Paths of Glory tells the story of Colonel Dax, sent during the First World War on a suicide mission and bombed during the withdrawal by their own artillery. Three years later he returned to work with Kubrick on Spartacus (1960). Douglas In that film he played the slave who rebelled against the power of their masters in imperial Rome, one of the great roles of his career. Laurence Olivier and Tony Curtis completed the deal. In both films of Kubrick played with his usual intensity to an iron-willed hero, a noble leader who suffers in the end an unjust defeat.
Among the films produced by Douglas highlights another epic spectacle, Vikings (1962), by Richard Fleischer. Shot in Europe and starring Tony Curtis, Ernest Borgnine and Janet Leigh, as well as Douglas himself, was between the most violent movies of his filmography. During the sixties, thanks to the pole reached in Hollywood, had greater artistic and commercial control over their films, many of them produced by himself. During this period particularly stressed Seven Days in May (1964), John Frankenheimer, which played a patriotic officer dark personality that reveals a military plot to overthrow the president. This time also began to work occasionally on television.
In the seventies, because his strong personality led him to clash often with directors, took a chance and start directing his own films, debuted in this facet with Pegleg (1973), which was a resounding failure. Between his work as director noted Posse (1975), western convincing and devastating in returning to play a selfish and greedy.
None of the films starring Douglas since the seventies has been the impact of his earlier films, but the actor has managed to remain one of the first-rate performers of his generation.
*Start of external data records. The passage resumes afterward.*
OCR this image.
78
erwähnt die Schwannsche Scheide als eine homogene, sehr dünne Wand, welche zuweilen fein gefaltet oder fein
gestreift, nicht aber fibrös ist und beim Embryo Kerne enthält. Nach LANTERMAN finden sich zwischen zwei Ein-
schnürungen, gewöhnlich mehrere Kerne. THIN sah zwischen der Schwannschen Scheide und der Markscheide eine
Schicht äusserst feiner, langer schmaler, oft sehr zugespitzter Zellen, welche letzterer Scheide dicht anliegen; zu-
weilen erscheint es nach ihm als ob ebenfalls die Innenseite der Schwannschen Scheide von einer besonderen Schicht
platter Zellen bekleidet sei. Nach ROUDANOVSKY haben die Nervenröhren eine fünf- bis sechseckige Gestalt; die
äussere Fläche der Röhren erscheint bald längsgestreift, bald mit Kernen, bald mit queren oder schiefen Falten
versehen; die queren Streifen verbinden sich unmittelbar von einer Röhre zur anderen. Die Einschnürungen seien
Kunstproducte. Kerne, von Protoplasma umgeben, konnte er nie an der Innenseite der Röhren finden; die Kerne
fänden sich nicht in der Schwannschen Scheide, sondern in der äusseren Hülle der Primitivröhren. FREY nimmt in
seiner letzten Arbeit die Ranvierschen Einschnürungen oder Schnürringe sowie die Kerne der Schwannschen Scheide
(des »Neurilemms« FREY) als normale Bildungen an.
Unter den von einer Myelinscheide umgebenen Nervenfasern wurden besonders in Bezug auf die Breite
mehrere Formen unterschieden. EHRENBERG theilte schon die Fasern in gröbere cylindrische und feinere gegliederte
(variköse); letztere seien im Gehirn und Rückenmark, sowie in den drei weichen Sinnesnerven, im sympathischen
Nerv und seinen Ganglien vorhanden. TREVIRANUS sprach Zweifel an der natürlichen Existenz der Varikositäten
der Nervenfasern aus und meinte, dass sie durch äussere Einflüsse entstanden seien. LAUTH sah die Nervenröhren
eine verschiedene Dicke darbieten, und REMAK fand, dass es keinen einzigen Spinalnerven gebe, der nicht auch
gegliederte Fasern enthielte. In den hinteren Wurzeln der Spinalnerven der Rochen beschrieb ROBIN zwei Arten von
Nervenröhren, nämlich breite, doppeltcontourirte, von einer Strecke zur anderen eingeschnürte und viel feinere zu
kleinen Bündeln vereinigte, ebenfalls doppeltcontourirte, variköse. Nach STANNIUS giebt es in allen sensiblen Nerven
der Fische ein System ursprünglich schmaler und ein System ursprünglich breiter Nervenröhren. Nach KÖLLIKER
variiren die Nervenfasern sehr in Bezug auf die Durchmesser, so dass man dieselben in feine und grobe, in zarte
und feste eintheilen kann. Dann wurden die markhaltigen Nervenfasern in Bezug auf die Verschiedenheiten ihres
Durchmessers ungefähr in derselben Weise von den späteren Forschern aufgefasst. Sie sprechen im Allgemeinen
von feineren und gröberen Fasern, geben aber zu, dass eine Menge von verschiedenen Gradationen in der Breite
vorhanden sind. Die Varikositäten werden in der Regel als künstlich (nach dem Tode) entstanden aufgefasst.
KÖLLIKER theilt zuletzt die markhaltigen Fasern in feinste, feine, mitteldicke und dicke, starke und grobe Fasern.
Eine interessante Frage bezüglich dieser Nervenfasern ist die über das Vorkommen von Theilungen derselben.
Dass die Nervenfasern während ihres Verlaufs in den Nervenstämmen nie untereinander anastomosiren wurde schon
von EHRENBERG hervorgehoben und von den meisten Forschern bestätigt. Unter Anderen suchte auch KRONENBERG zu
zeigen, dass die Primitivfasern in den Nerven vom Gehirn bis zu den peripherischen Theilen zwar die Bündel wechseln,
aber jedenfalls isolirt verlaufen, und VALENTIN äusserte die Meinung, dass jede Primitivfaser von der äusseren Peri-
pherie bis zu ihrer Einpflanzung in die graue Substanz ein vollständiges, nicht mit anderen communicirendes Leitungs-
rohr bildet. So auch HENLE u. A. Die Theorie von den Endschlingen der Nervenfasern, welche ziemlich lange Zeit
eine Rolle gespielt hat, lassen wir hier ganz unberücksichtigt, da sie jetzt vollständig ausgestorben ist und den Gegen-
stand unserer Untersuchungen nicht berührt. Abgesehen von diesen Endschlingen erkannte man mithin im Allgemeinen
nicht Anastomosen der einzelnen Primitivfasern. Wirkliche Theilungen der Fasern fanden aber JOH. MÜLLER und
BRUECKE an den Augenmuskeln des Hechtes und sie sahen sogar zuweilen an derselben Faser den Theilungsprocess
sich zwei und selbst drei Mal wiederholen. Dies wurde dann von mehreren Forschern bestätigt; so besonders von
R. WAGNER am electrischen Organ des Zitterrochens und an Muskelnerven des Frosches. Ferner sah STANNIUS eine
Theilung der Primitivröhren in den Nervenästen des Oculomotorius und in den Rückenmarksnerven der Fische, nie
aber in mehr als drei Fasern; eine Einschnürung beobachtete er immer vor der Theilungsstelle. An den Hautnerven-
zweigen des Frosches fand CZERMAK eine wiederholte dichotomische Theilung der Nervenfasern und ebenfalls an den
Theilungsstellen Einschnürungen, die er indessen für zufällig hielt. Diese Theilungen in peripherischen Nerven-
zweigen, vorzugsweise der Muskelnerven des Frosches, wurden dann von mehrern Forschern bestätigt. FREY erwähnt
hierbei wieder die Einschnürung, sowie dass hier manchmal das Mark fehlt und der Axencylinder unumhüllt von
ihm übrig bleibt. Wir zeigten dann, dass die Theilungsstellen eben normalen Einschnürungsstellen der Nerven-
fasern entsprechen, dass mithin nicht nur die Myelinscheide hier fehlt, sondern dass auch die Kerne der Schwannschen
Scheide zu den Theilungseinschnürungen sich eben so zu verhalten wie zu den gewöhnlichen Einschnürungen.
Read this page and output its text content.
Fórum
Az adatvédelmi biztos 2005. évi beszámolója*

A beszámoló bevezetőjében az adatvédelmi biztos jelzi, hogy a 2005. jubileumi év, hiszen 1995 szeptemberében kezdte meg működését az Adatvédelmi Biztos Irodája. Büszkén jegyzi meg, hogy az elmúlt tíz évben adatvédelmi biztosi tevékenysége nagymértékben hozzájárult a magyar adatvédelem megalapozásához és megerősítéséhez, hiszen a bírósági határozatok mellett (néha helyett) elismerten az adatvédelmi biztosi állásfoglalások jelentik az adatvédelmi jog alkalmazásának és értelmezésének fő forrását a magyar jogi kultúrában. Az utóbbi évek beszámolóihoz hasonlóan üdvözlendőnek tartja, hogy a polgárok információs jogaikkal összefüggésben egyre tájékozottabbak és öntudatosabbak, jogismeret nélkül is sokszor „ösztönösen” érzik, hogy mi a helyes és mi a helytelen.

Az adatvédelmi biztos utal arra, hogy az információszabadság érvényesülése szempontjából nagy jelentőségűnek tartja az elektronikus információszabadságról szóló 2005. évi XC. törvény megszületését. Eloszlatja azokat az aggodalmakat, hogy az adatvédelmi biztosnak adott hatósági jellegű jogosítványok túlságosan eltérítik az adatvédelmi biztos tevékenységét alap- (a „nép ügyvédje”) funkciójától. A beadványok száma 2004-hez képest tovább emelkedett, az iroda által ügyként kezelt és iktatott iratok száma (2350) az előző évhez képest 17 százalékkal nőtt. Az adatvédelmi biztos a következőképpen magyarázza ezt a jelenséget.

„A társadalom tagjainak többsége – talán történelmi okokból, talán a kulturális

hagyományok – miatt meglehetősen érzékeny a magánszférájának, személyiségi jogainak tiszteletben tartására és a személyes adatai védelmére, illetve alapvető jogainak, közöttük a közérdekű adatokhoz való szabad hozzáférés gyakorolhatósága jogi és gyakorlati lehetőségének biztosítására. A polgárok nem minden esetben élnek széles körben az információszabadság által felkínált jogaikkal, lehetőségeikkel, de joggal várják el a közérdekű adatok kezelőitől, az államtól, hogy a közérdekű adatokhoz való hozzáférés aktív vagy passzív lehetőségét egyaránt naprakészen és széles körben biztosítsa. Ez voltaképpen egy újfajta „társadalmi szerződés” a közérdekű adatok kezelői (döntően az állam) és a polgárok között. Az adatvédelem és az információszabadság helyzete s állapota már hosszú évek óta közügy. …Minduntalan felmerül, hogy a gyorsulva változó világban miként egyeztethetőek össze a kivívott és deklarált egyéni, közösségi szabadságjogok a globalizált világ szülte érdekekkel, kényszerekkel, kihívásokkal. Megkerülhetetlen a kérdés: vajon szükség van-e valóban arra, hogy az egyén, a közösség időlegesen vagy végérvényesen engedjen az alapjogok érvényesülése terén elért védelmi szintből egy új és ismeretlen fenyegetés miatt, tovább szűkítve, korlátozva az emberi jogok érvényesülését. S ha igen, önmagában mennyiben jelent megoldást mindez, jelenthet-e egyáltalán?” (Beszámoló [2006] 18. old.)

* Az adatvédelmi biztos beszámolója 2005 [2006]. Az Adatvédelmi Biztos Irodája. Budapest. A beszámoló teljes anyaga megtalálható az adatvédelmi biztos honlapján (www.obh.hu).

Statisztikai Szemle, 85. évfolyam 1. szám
In recent years race has devoted much of his energies to the production and the writing of his autobiography, Ragman’s son and published in 1988.
In 1981 he received the Medal of Freedom, awarded by the U.S. president, and in 1985 the Legion of Honor of the Republic of France, in recognition of one of the greatest actors of the recent history of American cinema, able to interpret with equal intensity heroes or villains. In 1996, the Academy Awards was awarded an Oscar for his film career in 2001, the Berlin Film Festival awarded him the Golden Bear award in recognition of their professional career as an actor. Two years later, the patriarch of the clan Douglas starred alongside his son Michael It runs in the family.